In 2008, the US witnessed a record-breaking number of bank failures. Over the three years that followed, nearly 400 banks failed, including Washington Mutual, the largest bank failure in US history. In contrast, there have been only three bank failures so far in the current crisis, with investors fearing that more will follow. PacWest Bancorp is one of the banks that could be a potential domino, as its shares recently dropped 30% after customers withdrew 9.5% of its total deposits.

While no bank failure is cause for celebration, the lack of bank failures prior to the 2008 crisis and the current crisis is concerning, according to Aaron Klein, a former deputy assistant secretary at the Treasury Department. He believes that “financial regulators were asleep at the switch,” allowing banks to take on risky investments and failing to protect them from potential failures.

Reasons for Bank Failures in 2008

Banks failed in 2008 because they lent money to virtually anyone who wanted a loan, without sufficiently questioning whether they were capable of repaying the loan on time. To make matters worse, banks marketed their risky loans as safe investments and sold them to other financial institutions. When the housing bubble burst, the entire global financial system was infected with faulty loans.

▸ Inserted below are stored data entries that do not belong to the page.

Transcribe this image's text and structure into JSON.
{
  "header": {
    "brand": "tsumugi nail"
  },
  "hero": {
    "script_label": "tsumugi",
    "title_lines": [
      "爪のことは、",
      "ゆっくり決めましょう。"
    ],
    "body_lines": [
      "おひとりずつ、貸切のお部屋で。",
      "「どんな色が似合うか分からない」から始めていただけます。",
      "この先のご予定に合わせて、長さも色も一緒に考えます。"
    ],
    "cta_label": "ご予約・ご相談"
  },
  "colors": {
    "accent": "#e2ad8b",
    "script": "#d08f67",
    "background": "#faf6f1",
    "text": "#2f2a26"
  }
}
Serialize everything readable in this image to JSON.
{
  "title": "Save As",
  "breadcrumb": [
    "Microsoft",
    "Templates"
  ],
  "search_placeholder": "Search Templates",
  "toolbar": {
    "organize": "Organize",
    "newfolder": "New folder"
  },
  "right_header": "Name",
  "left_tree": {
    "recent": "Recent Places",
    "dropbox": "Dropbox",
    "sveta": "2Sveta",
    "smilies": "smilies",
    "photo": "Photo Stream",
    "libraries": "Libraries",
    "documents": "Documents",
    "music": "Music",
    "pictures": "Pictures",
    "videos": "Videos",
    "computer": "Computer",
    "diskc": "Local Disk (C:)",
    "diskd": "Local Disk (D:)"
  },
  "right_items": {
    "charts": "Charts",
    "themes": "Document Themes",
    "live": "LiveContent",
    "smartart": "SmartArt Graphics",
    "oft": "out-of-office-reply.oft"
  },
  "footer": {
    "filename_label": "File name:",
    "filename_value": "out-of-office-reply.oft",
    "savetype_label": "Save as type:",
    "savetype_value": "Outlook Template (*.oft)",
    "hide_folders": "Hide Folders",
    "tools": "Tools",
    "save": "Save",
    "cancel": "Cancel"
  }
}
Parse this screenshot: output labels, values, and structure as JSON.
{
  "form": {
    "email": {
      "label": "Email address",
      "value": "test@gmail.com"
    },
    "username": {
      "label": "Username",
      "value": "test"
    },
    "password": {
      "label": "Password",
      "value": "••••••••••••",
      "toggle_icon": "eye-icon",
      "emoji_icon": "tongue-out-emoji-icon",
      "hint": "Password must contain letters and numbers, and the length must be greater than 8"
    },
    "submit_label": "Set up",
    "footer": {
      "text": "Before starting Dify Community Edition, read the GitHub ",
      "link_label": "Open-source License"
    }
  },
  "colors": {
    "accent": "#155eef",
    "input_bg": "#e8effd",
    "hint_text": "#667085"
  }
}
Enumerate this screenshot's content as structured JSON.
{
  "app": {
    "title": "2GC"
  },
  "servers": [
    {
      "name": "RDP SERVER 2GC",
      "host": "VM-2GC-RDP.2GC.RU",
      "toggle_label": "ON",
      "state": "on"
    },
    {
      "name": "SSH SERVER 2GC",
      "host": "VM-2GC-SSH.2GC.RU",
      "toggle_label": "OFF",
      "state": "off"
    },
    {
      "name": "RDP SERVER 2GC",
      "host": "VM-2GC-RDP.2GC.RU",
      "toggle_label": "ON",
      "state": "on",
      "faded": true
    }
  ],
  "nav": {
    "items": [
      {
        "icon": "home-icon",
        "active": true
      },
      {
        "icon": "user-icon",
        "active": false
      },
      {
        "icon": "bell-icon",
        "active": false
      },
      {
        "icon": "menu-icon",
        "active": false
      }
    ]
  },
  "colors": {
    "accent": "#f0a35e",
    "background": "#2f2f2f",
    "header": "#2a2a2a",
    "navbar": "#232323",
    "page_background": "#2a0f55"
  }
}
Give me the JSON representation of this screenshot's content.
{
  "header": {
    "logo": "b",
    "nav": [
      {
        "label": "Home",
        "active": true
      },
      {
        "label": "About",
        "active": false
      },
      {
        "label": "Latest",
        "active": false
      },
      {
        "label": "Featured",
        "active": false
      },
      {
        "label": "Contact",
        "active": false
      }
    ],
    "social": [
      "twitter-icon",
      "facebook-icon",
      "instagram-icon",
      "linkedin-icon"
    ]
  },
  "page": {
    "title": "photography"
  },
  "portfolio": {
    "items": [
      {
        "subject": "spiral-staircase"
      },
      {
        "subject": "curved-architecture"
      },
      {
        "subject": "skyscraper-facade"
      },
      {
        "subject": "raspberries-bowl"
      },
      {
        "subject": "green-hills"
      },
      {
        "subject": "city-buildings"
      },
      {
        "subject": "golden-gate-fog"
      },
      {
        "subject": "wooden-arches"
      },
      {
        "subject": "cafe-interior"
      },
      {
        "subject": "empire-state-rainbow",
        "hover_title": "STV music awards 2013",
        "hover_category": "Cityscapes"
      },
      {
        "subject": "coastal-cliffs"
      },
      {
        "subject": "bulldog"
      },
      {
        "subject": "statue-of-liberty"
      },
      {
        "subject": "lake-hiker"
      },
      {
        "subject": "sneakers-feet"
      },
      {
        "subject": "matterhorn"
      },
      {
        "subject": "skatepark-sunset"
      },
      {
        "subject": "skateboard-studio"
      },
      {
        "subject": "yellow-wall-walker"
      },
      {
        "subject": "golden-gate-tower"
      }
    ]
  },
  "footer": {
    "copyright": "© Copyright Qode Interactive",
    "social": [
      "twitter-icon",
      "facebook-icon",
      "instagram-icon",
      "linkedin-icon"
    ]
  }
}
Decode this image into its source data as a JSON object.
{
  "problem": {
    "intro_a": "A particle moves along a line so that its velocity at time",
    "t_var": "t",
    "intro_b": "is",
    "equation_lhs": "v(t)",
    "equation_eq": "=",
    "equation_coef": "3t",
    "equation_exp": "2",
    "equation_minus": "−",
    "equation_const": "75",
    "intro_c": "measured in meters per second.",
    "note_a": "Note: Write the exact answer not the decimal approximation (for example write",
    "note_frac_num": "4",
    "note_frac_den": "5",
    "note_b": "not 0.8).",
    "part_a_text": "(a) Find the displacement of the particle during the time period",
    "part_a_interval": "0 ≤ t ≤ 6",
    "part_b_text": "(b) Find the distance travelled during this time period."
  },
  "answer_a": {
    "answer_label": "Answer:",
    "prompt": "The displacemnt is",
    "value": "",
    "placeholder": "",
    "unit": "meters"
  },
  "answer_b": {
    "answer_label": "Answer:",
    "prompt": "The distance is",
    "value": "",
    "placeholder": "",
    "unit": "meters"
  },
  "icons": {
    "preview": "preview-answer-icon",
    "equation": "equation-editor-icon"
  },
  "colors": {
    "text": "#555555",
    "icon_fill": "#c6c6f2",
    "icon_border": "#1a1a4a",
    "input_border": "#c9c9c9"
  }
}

The interconnectedness of the global financial system led to the downfall of even the largest banks, as University of Chicago Harris School of Public Policy professor Dave Schabes notes. The financial crisis affected not only the US but the entire world, leading to a recession that lasted for years.

Reasons for Bank Failures Recently

Unlike in 2008, the recent bank failures were not caused by faulty loans. Instead, the banks failed to properly manage interest rate risk. They invested in long-term Treasuries, which were considered a safe investment, but when the Federal Reserve hiked interest rates, the value of these investments fell. As a result, when the banks experienced bank runs, they were forced to sell these investments at a loss, leaving them without adequate cash to back depositors’ funds.

These poor investment choices are not bringing down the entire banking system, in part because there aren’t as many secondary markets tied up, according to Schabes. Additionally, the banks that failed recently did not have issues with their underlying loans, which is a significant difference from the 2008 crisis. Klein, a senior fellow at the Brookings Institution, believes that the current banking crisis will be short-lived because of these factors.

Conclusion

While there are similarities between the current banking crisis and the 2008 financial crisis, the causes and effects of the two crises are distinct. The current banking crisis is a smaller, separate issue that has not yet had the same impact on the global financial system as the 2008 crisis. The recent bank failures were caused by poor investment choices rather than faulty loans, which makes them less likely to bring down the entire banking system. As we move forward, it is important to learn from the mistakes of the past and ensure that financial regulators are vigilant in protecting the banking system from potential failures.